Prefeitura de Goiânia anuncia programa com 480 intervenções urbanas e investimento estimado em R$ 15 milhões
Iniciativa “Obras Cidadãs – Gestão que Resolve” prevê execução descentralizada, teto orçamentário por projeto e participação comunitária estruturada

A Prefeitura de Goiânia apresentou o programa “Obras Cidadãs – Gestão que Resolve”, iniciativa que projeta a realização de até 480 intervenções urbanas ao longo de 2026, com investimento global estimado em R$ 15 milhões. A proposta, segundo a administração municipal, é concentrar esforços em demandas pontuais de infraestrutura urbana, priorizando ações de baixo custo e rápida execução em diferentes bairros da capital.

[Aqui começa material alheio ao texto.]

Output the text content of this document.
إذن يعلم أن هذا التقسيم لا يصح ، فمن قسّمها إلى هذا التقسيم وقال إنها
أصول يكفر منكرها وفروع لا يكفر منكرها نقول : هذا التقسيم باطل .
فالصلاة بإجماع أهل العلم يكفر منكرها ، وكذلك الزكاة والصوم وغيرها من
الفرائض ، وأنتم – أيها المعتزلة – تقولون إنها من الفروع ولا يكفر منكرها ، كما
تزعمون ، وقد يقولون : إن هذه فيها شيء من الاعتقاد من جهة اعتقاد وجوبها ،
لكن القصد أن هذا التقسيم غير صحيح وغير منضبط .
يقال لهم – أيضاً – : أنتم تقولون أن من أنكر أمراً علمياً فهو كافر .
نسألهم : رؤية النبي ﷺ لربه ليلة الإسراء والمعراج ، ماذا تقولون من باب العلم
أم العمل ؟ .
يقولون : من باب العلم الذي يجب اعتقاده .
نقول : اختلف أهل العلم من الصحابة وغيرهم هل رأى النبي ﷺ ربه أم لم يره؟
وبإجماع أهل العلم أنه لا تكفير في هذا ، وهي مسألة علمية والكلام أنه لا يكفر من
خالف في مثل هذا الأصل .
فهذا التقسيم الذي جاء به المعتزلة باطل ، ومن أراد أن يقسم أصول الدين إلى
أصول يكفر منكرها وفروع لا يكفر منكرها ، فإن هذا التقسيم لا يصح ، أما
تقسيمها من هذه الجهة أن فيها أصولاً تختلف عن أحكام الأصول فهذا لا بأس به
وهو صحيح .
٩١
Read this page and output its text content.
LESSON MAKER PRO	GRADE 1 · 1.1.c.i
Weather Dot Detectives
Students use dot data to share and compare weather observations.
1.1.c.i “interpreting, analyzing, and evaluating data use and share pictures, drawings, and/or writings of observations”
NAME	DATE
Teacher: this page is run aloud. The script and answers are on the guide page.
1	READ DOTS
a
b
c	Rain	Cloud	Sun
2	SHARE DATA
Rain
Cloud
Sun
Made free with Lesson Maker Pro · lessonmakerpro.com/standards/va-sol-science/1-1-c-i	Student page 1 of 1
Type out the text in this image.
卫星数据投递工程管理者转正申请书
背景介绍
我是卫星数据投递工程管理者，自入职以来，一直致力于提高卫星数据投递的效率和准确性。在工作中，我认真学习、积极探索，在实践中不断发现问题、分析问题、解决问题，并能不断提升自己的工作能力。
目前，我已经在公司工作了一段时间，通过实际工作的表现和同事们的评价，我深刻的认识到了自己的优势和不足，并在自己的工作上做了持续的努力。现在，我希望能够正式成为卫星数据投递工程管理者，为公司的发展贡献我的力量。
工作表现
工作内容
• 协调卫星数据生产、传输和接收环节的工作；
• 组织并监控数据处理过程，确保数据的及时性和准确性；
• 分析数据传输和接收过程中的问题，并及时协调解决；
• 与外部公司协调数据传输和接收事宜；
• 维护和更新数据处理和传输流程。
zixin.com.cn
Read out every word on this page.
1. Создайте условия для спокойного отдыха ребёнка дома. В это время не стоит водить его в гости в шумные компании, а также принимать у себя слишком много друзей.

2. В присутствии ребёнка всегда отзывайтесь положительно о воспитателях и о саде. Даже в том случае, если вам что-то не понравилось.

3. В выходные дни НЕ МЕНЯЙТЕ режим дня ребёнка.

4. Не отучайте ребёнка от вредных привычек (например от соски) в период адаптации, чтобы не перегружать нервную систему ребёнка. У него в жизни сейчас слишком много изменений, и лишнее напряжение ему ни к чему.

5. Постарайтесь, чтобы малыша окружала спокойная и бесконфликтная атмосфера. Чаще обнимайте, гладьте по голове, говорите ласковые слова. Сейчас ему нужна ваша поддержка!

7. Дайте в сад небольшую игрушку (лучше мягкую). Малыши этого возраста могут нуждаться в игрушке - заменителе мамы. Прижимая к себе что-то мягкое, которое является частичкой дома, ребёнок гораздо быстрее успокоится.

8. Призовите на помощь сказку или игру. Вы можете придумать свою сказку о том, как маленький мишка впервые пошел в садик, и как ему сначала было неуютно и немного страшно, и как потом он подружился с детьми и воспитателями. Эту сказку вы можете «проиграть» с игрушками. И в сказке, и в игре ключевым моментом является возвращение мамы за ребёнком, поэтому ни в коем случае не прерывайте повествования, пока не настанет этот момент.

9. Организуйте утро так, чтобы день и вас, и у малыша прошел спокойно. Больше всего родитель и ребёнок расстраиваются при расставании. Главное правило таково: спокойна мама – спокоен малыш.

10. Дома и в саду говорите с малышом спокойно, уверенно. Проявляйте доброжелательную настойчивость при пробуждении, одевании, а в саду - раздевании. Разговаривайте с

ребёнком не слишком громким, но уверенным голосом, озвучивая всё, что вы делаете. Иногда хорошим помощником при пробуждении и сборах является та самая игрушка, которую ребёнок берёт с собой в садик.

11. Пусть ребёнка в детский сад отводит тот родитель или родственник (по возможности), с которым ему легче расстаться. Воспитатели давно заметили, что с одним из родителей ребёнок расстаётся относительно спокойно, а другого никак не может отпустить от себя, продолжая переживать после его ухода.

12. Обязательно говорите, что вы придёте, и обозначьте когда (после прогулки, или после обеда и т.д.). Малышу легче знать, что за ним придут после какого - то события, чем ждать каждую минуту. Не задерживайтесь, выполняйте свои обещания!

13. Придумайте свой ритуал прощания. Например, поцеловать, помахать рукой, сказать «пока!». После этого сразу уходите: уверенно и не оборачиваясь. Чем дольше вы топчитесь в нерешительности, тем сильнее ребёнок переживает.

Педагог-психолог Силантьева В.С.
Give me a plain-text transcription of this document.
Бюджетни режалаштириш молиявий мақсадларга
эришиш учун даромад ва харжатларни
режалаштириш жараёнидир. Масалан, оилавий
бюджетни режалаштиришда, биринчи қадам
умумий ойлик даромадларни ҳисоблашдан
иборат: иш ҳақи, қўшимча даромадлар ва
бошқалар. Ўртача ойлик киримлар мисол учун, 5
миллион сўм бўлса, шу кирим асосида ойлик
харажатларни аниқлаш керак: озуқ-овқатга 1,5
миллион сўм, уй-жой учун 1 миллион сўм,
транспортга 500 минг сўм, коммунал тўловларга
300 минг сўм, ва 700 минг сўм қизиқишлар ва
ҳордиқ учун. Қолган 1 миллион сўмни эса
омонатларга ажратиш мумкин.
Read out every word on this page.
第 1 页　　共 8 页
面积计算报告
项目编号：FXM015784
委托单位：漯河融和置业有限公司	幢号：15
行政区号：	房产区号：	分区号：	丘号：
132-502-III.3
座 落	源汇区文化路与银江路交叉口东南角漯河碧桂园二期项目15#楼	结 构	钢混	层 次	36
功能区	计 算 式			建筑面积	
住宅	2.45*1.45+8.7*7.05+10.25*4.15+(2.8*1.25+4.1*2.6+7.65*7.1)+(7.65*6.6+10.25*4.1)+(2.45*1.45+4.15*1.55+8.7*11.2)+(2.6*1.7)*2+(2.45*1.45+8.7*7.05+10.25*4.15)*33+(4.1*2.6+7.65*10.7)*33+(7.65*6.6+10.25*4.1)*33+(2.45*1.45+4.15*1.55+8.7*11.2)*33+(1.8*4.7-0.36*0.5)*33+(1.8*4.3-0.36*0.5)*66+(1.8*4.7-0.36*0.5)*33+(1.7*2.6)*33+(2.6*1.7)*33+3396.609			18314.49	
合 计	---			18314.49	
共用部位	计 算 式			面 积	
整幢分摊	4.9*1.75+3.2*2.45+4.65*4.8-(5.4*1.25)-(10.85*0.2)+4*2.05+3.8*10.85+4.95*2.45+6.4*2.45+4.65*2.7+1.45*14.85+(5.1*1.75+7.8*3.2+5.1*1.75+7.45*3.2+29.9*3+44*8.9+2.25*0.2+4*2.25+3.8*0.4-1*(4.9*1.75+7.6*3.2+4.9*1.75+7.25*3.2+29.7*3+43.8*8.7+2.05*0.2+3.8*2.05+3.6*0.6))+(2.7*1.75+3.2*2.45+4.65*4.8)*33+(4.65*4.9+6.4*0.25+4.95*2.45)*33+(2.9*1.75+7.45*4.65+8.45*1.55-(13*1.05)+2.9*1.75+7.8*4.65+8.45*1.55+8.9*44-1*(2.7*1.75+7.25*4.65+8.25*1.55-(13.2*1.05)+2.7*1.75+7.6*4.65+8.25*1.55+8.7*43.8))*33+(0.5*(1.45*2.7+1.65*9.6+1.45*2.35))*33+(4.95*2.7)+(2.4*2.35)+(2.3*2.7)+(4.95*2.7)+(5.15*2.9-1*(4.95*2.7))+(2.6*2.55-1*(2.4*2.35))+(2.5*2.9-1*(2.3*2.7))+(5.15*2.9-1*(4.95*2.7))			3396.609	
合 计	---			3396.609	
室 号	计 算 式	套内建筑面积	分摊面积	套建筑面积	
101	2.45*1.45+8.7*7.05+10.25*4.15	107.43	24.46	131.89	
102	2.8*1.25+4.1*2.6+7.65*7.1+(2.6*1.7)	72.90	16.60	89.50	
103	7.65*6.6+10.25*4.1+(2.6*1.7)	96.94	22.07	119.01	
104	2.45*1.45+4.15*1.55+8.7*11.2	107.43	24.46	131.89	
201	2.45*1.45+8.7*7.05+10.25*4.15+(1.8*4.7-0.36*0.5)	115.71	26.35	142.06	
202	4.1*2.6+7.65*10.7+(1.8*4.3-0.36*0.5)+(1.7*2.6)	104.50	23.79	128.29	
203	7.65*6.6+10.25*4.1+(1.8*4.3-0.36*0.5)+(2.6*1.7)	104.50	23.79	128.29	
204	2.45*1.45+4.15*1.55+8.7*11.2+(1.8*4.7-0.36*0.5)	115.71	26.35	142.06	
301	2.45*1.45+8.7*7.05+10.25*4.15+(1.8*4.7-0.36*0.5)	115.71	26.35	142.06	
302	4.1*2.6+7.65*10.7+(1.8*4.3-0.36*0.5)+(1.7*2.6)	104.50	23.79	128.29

O modelo financeiro estabelece limite de até R$ 35 mil por intervenção, o que permite a execução de aproximadamente 40 obras mensais, com aporte máximo de R$ 1,5 milhão por mês. A estratégia se baseia na pulverização dos recursos, buscando ampliar a capilaridade das ações e alcançar um número expressivo de comunidades.
As intervenções previstas incluem manutenção e ampliação de iluminação pública, recuperação de calçadas e pavimentação localizada, instalação de equipamentos em praças, revitalização de áreas de lazer, implantação de parques infantis e melhorias em espaços esportivos. A expectativa da gestão é beneficiar cerca de 750 mil moradores ao longo do ano, especialmente em regiões com demandas reprimidas por infraestrutura básica.
Governança e fluxo operacional
O programa será estruturado em sete etapas administrativas, com ênfase em participação popular e controle interno. As demandas deverão surgir em reuniões comunitárias, nas quais moradores apresentam prioridades locais. Vereadores atuarão como interlocutores formais dessas solicitações junto ao Executivo.
Após o encaminhamento à Secretaria de Governo (Segov), as propostas passarão por avaliação técnica e orçamentária da Secretaria Municipal de Planejamento (Secap), responsável por verificar viabilidade financeira e adequação aos parâmetros legais. A execução ficará sob responsabilidade da Secretaria Municipal de Infraestrutura (Seinfra), que coordenará licitação — quando necessária —, contratação e acompanhamento das obras.
Segundo o modelo apresentado, todos os processos administrativos, incluindo valores, cronogramas e relatórios de entrega, deverão ser disponibilizados no portal oficial do município, em consonância com as diretrizes da Lei de Acesso à Informação e normas de transparência pública.
Foco em impacto local e controle de custos
A concepção do programa privilegia intervenções de pequena escala, mas com impacto direto no cotidiano dos bairros. Especialistas em gestão urbana apontam que iniciativas dessa natureza podem elevar a percepção de qualidade do espaço público quando há planejamento territorial consistente e fiscalização adequada.
O desafio central, segundo técnicos da área, será assegurar padronização de critérios na escolha das obras, evitando sobreposição de demandas e garantindo distribuição equitativa entre regiões administrativas. Outro ponto sensível envolve o acompanhamento da execução para assegurar que o limite orçamentário por projeto não comprometa qualidade técnica ou durabilidade das intervenções.
A prefeitura ainda deverá detalhar cronograma completo, metas regionais e mecanismos de monitoramento externo, incluindo eventual participação de conselhos municipais ou órgãos de controle.
Se implementado conforme anunciado, o programa representará uma estratégia de microintervenções urbanas em larga escala, com foco na descentralização de recursos e na aproximação entre gestão pública e demandas comunitárias.